Helium was successfully implemented as a possible L-PBF process gas without compromising the mechanical performances of the 316L stainless steel parts. The process window should be further extended to higher build rates to further establish the possible benefits of using helium.

4 Conclusion

The present work highlights that the scope of gas supply available for L-PBF of 316L stainless steel can be broadened to cover argon, nitrogen, and helium. Helium presents promising properties with respect to process stability and, therefore, increased process robustness and productivity. The following conclusions can be drawn:

  • Helium was successfully implemented as an L-PBF process gas for 316L stainless steel by achieving high density using standard process parameters (> 99.97 pct) and increased build rate parameters (> 99.93 pct), strength (YS = 545 ± 11 MPa for 3 mm sample), and elongation at break (54 ± 4 pct for 3 mm samples), comparable to that obtained with the more traditionally employed argon and nitrogen.

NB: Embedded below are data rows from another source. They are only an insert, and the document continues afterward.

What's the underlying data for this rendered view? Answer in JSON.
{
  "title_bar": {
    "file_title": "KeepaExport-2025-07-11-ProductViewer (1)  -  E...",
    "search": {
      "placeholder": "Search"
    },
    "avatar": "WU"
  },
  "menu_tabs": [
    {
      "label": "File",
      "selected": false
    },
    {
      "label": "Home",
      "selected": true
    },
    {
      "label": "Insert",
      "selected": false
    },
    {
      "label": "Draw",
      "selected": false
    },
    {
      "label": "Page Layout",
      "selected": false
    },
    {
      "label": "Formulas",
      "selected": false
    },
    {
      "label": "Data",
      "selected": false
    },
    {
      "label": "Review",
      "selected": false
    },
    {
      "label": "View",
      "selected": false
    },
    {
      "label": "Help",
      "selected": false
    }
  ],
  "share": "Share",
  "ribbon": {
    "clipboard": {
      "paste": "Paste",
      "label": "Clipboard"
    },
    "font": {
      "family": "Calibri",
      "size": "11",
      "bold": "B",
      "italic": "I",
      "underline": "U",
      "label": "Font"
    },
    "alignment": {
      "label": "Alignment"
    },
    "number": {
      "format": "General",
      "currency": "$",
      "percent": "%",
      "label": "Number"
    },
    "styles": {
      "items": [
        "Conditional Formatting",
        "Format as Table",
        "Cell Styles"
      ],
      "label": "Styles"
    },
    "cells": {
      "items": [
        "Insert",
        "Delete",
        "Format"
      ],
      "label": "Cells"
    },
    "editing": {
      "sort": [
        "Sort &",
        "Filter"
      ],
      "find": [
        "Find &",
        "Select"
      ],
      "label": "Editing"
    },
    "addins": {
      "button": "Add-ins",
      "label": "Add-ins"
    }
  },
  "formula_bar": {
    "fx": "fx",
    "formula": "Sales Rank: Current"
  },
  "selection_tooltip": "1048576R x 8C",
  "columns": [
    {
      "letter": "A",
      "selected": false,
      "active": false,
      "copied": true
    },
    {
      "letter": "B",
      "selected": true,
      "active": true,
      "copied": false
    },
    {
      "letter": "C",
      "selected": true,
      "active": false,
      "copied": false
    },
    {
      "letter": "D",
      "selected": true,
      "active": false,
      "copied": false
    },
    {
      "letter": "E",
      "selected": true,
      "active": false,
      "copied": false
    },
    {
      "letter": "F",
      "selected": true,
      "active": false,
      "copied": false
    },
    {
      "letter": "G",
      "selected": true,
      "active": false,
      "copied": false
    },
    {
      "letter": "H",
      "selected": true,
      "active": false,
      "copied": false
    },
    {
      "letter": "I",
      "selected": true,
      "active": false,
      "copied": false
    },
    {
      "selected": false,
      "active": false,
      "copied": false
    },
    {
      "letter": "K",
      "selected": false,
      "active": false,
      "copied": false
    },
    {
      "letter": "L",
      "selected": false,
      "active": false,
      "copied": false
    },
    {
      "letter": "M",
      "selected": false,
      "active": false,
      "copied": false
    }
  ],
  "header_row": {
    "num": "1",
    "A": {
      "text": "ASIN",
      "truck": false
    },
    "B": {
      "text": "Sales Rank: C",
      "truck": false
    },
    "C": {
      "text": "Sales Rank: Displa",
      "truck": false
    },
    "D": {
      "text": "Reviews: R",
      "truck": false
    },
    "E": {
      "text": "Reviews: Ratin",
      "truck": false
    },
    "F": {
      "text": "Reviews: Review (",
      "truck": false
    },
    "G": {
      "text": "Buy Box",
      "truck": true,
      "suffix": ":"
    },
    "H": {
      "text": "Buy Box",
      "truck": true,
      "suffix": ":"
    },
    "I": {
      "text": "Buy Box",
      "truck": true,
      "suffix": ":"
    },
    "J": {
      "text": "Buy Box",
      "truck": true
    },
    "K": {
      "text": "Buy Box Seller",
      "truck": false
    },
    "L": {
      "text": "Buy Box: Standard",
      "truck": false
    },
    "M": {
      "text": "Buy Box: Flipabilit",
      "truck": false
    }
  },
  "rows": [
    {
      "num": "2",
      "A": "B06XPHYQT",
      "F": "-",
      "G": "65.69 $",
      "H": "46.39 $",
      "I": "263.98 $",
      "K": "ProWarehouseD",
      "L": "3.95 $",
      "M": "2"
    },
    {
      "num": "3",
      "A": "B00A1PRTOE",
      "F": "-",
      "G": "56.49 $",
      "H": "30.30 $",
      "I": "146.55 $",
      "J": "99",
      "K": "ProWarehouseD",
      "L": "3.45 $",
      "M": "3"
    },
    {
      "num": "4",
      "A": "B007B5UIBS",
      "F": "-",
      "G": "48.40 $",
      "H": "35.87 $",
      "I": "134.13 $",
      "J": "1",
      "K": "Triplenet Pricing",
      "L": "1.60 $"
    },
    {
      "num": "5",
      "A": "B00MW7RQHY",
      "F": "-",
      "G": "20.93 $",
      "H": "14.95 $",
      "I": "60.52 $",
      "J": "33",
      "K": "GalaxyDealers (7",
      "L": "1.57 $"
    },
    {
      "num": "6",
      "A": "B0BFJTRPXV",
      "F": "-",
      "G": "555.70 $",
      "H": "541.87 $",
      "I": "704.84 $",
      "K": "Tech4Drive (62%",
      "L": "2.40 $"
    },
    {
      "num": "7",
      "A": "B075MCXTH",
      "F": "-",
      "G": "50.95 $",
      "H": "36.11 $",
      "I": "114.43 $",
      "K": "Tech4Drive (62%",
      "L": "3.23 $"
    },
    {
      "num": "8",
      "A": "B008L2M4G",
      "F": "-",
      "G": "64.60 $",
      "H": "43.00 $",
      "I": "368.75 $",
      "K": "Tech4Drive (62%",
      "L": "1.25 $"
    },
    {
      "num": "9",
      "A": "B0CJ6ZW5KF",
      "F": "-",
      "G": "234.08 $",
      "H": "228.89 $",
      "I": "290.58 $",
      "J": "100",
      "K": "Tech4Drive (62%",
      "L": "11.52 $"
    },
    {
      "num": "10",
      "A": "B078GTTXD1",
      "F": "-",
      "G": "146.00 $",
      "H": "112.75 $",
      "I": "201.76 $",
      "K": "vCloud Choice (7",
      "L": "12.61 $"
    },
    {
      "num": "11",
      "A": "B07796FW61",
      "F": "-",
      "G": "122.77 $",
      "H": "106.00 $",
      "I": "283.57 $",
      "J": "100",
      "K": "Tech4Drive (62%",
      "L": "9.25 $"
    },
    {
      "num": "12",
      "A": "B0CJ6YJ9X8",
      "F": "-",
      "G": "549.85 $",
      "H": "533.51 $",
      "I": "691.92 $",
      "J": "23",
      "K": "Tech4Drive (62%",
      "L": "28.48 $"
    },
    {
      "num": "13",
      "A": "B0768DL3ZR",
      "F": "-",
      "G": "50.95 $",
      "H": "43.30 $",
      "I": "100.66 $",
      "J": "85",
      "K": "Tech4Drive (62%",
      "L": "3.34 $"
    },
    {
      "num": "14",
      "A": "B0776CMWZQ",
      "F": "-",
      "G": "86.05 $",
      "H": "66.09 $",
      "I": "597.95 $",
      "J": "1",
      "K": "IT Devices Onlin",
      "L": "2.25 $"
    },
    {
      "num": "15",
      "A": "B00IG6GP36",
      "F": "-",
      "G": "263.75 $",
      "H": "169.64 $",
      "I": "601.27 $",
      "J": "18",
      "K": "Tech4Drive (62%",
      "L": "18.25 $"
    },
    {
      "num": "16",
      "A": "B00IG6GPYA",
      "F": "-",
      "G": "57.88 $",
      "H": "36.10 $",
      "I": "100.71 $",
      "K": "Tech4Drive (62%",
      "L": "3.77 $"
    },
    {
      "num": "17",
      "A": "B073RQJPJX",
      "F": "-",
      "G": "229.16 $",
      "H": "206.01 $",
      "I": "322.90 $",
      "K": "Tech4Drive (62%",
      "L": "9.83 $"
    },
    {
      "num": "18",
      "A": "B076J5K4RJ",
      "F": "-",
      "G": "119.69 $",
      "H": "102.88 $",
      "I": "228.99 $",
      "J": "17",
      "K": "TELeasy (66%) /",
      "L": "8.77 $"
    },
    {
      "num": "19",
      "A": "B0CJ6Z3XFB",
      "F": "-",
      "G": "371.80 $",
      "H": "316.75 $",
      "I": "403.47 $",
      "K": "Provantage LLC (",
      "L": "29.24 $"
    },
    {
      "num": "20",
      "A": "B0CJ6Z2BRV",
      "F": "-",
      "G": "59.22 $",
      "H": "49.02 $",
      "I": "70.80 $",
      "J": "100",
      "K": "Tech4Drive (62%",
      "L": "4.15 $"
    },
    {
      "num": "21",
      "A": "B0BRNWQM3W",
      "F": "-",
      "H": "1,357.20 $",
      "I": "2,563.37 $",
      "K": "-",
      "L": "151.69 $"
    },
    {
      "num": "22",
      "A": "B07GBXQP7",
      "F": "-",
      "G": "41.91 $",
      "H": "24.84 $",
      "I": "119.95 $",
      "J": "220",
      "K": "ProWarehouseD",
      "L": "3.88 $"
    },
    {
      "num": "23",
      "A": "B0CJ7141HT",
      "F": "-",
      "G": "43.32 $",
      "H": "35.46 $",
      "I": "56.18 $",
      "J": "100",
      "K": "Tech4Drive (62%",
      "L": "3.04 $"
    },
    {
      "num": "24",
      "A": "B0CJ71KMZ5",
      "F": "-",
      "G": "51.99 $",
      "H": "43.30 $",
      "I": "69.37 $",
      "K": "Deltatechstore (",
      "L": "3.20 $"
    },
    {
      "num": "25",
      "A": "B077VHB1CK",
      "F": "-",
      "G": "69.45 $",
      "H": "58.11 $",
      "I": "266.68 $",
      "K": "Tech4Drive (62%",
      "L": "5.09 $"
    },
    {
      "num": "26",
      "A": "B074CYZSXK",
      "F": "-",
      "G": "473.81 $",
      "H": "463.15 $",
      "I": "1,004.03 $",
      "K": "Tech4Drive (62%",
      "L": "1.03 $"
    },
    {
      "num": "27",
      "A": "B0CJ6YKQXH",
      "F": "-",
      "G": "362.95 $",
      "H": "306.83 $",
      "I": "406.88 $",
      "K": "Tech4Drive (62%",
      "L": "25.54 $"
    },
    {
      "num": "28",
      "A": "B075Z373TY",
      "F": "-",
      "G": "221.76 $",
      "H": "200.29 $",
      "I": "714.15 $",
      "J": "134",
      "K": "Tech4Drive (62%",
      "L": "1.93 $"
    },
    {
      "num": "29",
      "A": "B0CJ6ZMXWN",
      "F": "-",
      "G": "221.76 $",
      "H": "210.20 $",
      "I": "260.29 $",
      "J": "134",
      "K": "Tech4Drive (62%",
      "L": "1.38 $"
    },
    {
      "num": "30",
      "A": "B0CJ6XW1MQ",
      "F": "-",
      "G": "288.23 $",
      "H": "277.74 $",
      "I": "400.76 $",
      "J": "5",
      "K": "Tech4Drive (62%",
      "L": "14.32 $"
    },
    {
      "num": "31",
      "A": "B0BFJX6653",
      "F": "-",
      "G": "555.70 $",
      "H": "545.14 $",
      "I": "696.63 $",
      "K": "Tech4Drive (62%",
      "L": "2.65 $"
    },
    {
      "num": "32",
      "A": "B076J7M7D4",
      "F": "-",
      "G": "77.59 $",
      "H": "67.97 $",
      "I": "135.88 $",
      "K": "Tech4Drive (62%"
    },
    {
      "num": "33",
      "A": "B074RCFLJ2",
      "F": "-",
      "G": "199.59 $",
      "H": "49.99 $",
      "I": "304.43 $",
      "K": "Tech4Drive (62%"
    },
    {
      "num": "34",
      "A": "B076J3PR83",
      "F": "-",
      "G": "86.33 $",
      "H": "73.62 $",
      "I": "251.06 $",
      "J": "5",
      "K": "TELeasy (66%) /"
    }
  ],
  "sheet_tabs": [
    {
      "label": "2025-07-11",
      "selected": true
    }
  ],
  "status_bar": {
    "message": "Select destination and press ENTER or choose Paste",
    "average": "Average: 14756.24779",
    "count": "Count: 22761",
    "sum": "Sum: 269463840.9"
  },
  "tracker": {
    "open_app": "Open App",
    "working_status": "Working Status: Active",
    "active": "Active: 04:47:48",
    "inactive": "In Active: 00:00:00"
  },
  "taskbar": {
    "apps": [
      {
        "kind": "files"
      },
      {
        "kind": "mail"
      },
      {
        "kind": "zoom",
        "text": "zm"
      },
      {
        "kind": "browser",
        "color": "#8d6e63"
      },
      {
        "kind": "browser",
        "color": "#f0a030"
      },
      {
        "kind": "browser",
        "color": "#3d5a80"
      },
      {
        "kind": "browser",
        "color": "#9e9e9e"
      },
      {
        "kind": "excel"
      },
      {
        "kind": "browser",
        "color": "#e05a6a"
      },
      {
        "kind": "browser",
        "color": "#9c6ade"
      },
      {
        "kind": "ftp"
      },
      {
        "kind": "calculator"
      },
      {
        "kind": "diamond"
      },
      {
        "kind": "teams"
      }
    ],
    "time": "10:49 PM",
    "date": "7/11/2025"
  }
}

  • The samples produced under helium seem to exhibit a finer cellular structure, which can be connected to enhanced cooling rates, explained by the thermal properties of helium and its lower density.

  • The EBSD analysis highlighted similar grain structures and preferential orientation among the thin samples built with standard parameters regardless of the process atmosphere. The commonly reported 〈101〉 preferential orientation in the building direction for 316L stainless steel parts built by L-PBF was obtained.

  • The 3 mm samples exhibit mechanical properties close to the standard dimension according to ASTM E8/E8M-15a and surpass those necessary to fulfill the strength requirements for cold rolled 316L stainless steel (ASTM40/A240M-18). However, thin 1 mm samples exhibit lower mechanical properties with the YS > 430 MPa, UTS > 590 MPa, and EAB > 30 pct. These results were attributed to the surface roughness and the size effect phenomenon.

  • The 1 mm samples produced with an enhanced build rate of 37 pct are characterized by a smaller cell size, a weaker texture, and about 30 pct smaller grain size factor along the building direction than the 1 mm samples built with standard laser parameters. Still, the mechanical response of the two types of 1 mm samples are similar. This similarity was attributed to the balanced effect of strengthening by the cellular network and the texture effect.

  • A higher oxygen pick-up for the thinner samples was noted and attributed to the higher specific surface area and the connected heat accumulation compared to the 3 mm samples. Still, its effect on the mechanical performance remained minor at the levels observed in this study.

The presented results indicate a high potential for utilizing He as a process gas to widen the process window to higher build rates, even above the 37 pct demonstrated in this study. Further work on argon-helium mixtures could offer a wide range of thermal properties and densities, as well as cost-competitiveness.